Dr. Vande Kappelle was born and raised in Costa Rica, a picturesque country in Central America. A product of his multicultural surroundings, he came to the United States as a teenager and eventually enrolled at The King's College in Briarcliff Manor, NY. During his undergraduate years he played varsity soccer and traveled widely representing the college as pianist and public speaker. He studied religion and psychology while completing a major in Modern Foreign Languages. Following graduation he taught Spanish at King's before enrolling at Indiana University (Bloomington, IN), where he was granted an MA in Latin American Studies. He furthered his education at Princeton Theological Seminary, where he fulfilled the requirements for the MDiv and PhD degrees, concentrating in biblical studies.
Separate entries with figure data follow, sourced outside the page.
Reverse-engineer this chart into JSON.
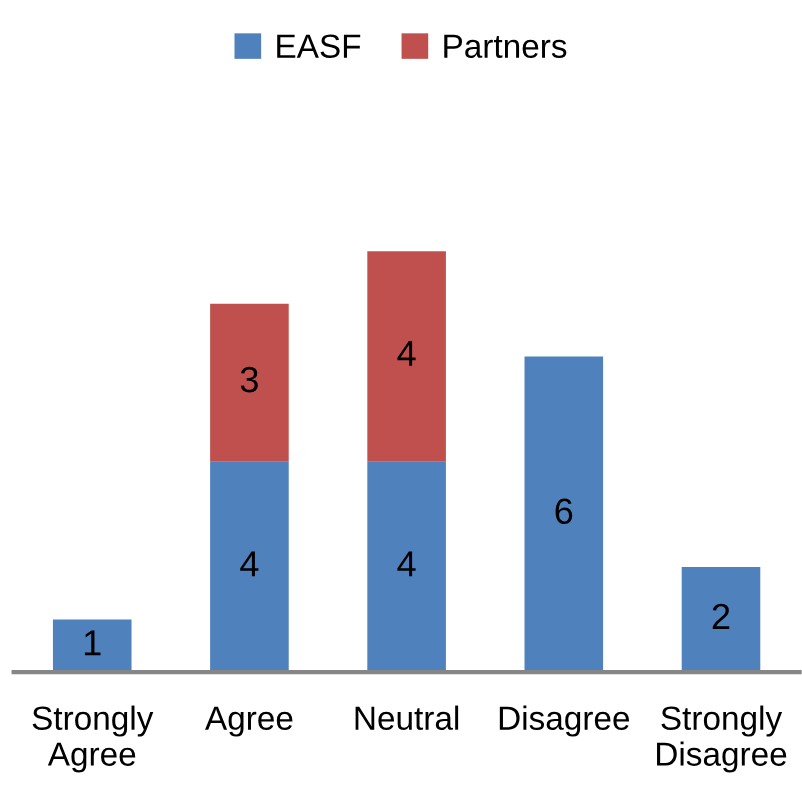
{
  "chart_data": {
    "type": "bar",
    "stacked": true,
    "categories": [
      "Strongly Agree",
      "Agree",
      "Neutral",
      "Disagree",
      "Strongly Disagree"
    ],
    "series": [
      {
        "name": "EASF",
        "color": "#4f81bd",
        "values": [
          1,
          4,
          4,
          6,
          2
        ]
      },
      {
        "name": "Partners",
        "color": "#c0504d",
        "values": [
          null,
          3,
          4,
          null,
          null
        ]
      }
    ],
    "data_labels": true,
    "legend": "top"
  }
}
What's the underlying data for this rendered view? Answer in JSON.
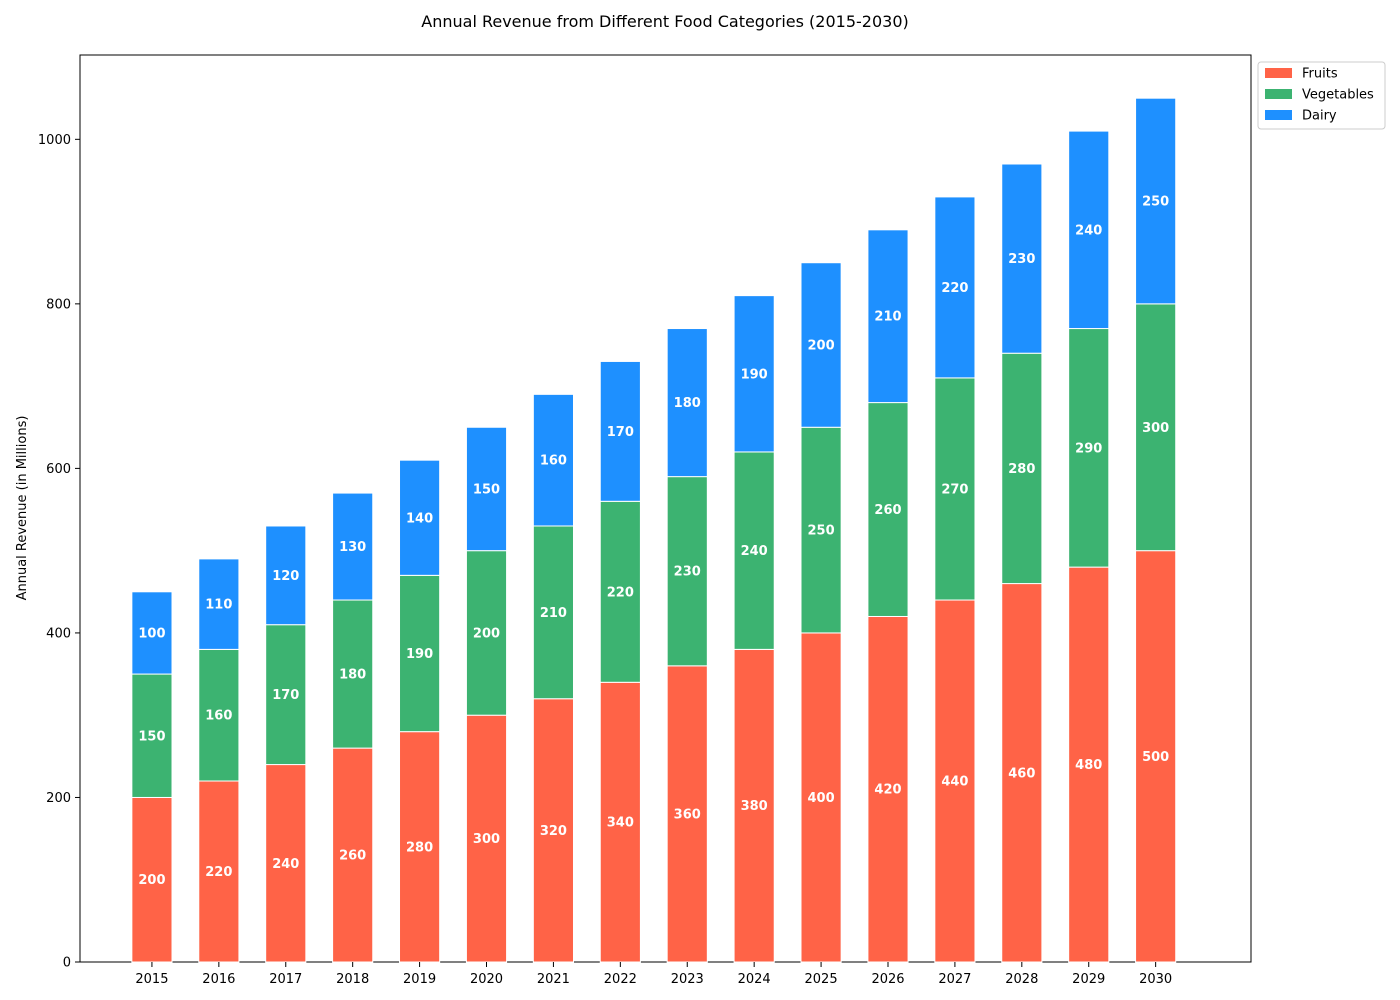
{
  "chart_data": {
    "type": "bar",
    "stacked": true,
    "title": "Annual Revenue from Different Food Categories (2015-2030)",
    "xlabel": "",
    "ylabel": "Annual Revenue (in Millions)",
    "categories": [
      "2015",
      "2016",
      "2017",
      "2018",
      "2019",
      "2020",
      "2021",
      "2022",
      "2023",
      "2024",
      "2025",
      "2026",
      "2027",
      "2028",
      "2029",
      "2030"
    ],
    "series": [
      {
        "name": "Fruits",
        "color": "#ff6347",
        "values": [
          200,
          220,
          240,
          260,
          280,
          300,
          320,
          340,
          360,
          380,
          400,
          420,
          440,
          460,
          480,
          500
        ]
      },
      {
        "name": "Vegetables",
        "color": "#3cb371",
        "values": [
          150,
          160,
          170,
          180,
          190,
          200,
          210,
          220,
          230,
          240,
          250,
          260,
          270,
          280,
          290,
          300
        ]
      },
      {
        "name": "Dairy",
        "color": "#1e90ff",
        "values": [
          100,
          110,
          120,
          130,
          140,
          150,
          160,
          170,
          180,
          190,
          200,
          210,
          220,
          230,
          240,
          250
        ]
      }
    ],
    "ylim": [
      0,
      1102.5
    ],
    "yticks": [
      0,
      200,
      400,
      600,
      800,
      1000
    ],
    "grid": false,
    "legend_position": "upper-right-outside",
    "data_labels": true
  }
}
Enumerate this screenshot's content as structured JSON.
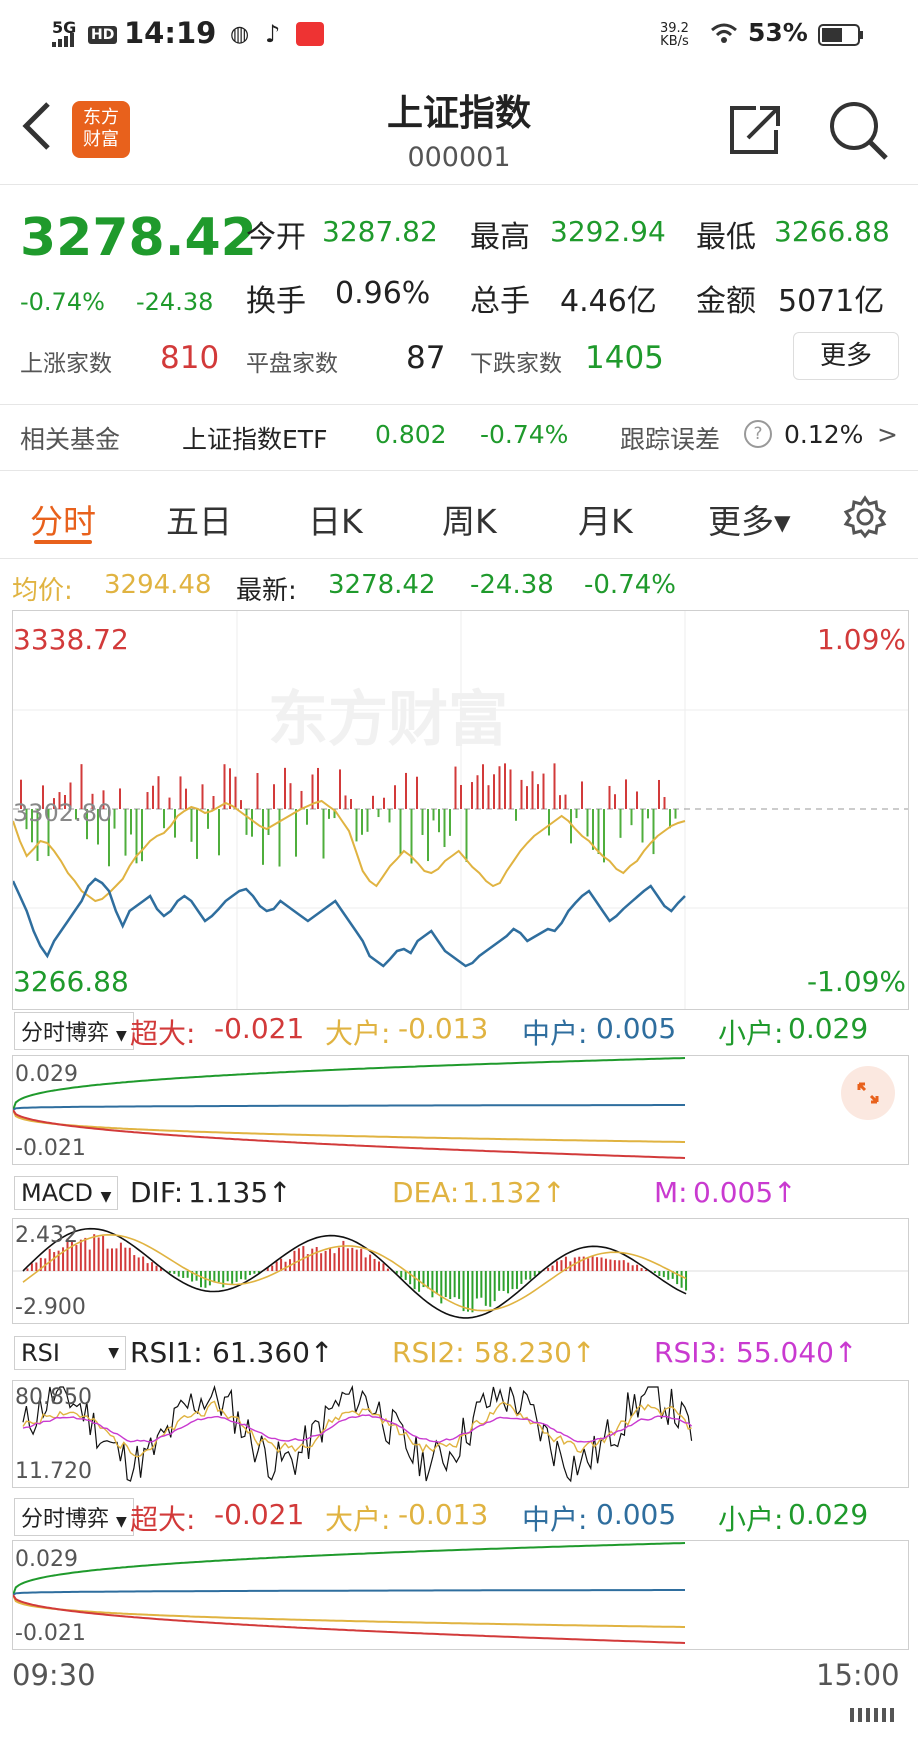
{
  "status_bar": {
    "network": "5G",
    "hd": "HD",
    "time": "14:19",
    "speed_top": "39.2",
    "speed_bottom": "KB/s",
    "battery": "53%"
  },
  "header": {
    "title": "上证指数",
    "code": "000001",
    "logo_text_1": "东方",
    "logo_text_2": "财富",
    "back_icon": "chevron-left-icon",
    "share_icon": "share-icon",
    "search_icon": "search-icon"
  },
  "quote": {
    "price": "3278.42",
    "change_pct": "-0.74%",
    "change": "-24.38",
    "open_label": "今开",
    "open": "3287.82",
    "high_label": "最高",
    "high": "3292.94",
    "low_label": "最低",
    "low": "3266.88",
    "turnover_label": "换手",
    "turnover": "0.96%",
    "volume_label": "总手",
    "volume": "4.46亿",
    "amount_label": "金额",
    "amount": "5071亿",
    "up_label": "上涨家数",
    "up": "810",
    "flat_label": "平盘家数",
    "flat": "87",
    "down_label": "下跌家数",
    "down": "1405",
    "more_button": "更多"
  },
  "fund": {
    "label": "相关基金",
    "name": "上证指数ETF",
    "price": "0.802",
    "change": "-0.74%",
    "tracking_label": "跟踪误差",
    "tracking_value": "0.12%",
    "arrow": ">"
  },
  "tabs": [
    {
      "label": "分时"
    },
    {
      "label": "五日"
    },
    {
      "label": "日K"
    },
    {
      "label": "周K"
    },
    {
      "label": "月K"
    },
    {
      "label": "更多▾"
    }
  ],
  "intraday": {
    "avg_label": "均价:",
    "avg": "3294.48",
    "latest_label": "最新:",
    "latest": "3278.42",
    "change": "-24.38",
    "change_pct": "-0.74%",
    "y_top": "3338.72",
    "y_mid": "3302.80",
    "y_bottom": "3266.88",
    "pct_top": "1.09%",
    "pct_bottom": "-1.09%",
    "watermark": "东方财富",
    "time_start": "09:30",
    "time_end": "15:00"
  },
  "flow1": {
    "selector": "分时博弈",
    "super_label": "超大:",
    "super": "-0.021",
    "big_label": "大户:",
    "big": "-0.013",
    "mid_label": "中户:",
    "mid": "0.005",
    "small_label": "小户:",
    "small": "0.029",
    "y_top": "0.029",
    "y_bottom": "-0.021"
  },
  "macd": {
    "selector": "MACD",
    "dif_label": "DIF:",
    "dif": "1.135↑",
    "dea_label": "DEA:",
    "dea": "1.132↑",
    "m_label": "M:",
    "m": "0.005↑",
    "y_top": "2.432",
    "y_bottom": "-2.900"
  },
  "rsi": {
    "selector": "RSI",
    "rsi1_label": "RSI1:",
    "rsi1": "61.360↑",
    "rsi2_label": "RSI2:",
    "rsi2": "58.230↑",
    "rsi3_label": "RSI3:",
    "rsi3": "55.040↑",
    "y_top": "80.850",
    "y_bottom": "11.720"
  },
  "flow2": {
    "selector": "分时博弈",
    "super_label": "超大:",
    "super": "-0.021",
    "big_label": "大户:",
    "big": "-0.013",
    "mid_label": "中户:",
    "mid": "0.005",
    "small_label": "小户:",
    "small": "0.029",
    "y_top": "0.029",
    "y_bottom": "-0.021"
  },
  "colors": {
    "red": "#d23a3a",
    "green": "#1f9a2c",
    "avg_line": "#e0b341",
    "price_line": "#2f6e9e",
    "accent": "#e8611c"
  }
}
At Princeton he spent two years as a graduate assistant and then successfully defended his doctoral dissertation, "Evidence of a Jewish Proselytizing Tendency in the Old Greek (Septuagint) Version of the Book of Isaiah." At this time he became ordained as a Presbyterian minister and worked as a pastor for two years in New Jersey before he relocated to Pennsylvania to teach religion and philosophy at Grove City College (1975-1980). In 1980 he went to Washington & Jefferson College (W&J), serving as Chair of the Religious Studies Department and College Chaplain until 2014, when he retired from full-time teaching and continued in the capacity of Professor Emeritus of Religious Studies. In addition to teaching in the Special Studies program at Chautauqua Institution in Chautauqua, NY, Dr. Vande Kappelle serves as mentor to Body in Spirit, a Bible study and discussion group convened to study his writings.
A multi-linguist who has studied nine languages, Dr. Vande Kappelle has authored forty books, including biblical commentaries, volumes on ethics and church history, and study guides on faith, theology, literature, the arts, and spirituality, in addition to various articles and chapters for scholarly journals and texts. He received two National Endowment for the Humanities grants, including one at Princeton University, where he participated in the postdoctoral seminar "Pagans and Christians in the Roman Empire" and another at the University of Pennsylvania, where he participated in the Summer Institute in Near Eastern Archaeology, sponsored by the American Schools for Oriental Research. Dr. Vande Kappelle is listed in Who's Who in Biblical Studies and Archaeology, Who's Who Among Executives and Professionals in Education, four times in Who's Among America's Teachers, and three times in Who's Who in America. In 1991 he received the "Citizen of the Year" award from Community Action of Southwestern Pennsylvania for Washington County.
His fascination with other cultures and places has led him to travel through five continents. In 1975 he spent the summer in Spain as leader of a summer study abroad experience for a consortium of colleges. A sabbatical trip through southern Europe, the Middle East, and North Africa in 1989 enabled him to visit many religious and archaeological sites. In the summer of 1993 he traveled to Mexico on a fact-finding team with W&J faculty, after which he presented a paper at an international conference of the Society of Biblical Literature in Munster, Germany. He attended an international clergy conference in Cuba in 2005.
Dr. Vande Kappelle is married to the Reverend Dr. Susan Vande Kappelle, an ordained minister in the Presbyterian Church (USA) and a Gestalt Pastoral Care minister. They have two children and six grandchildren.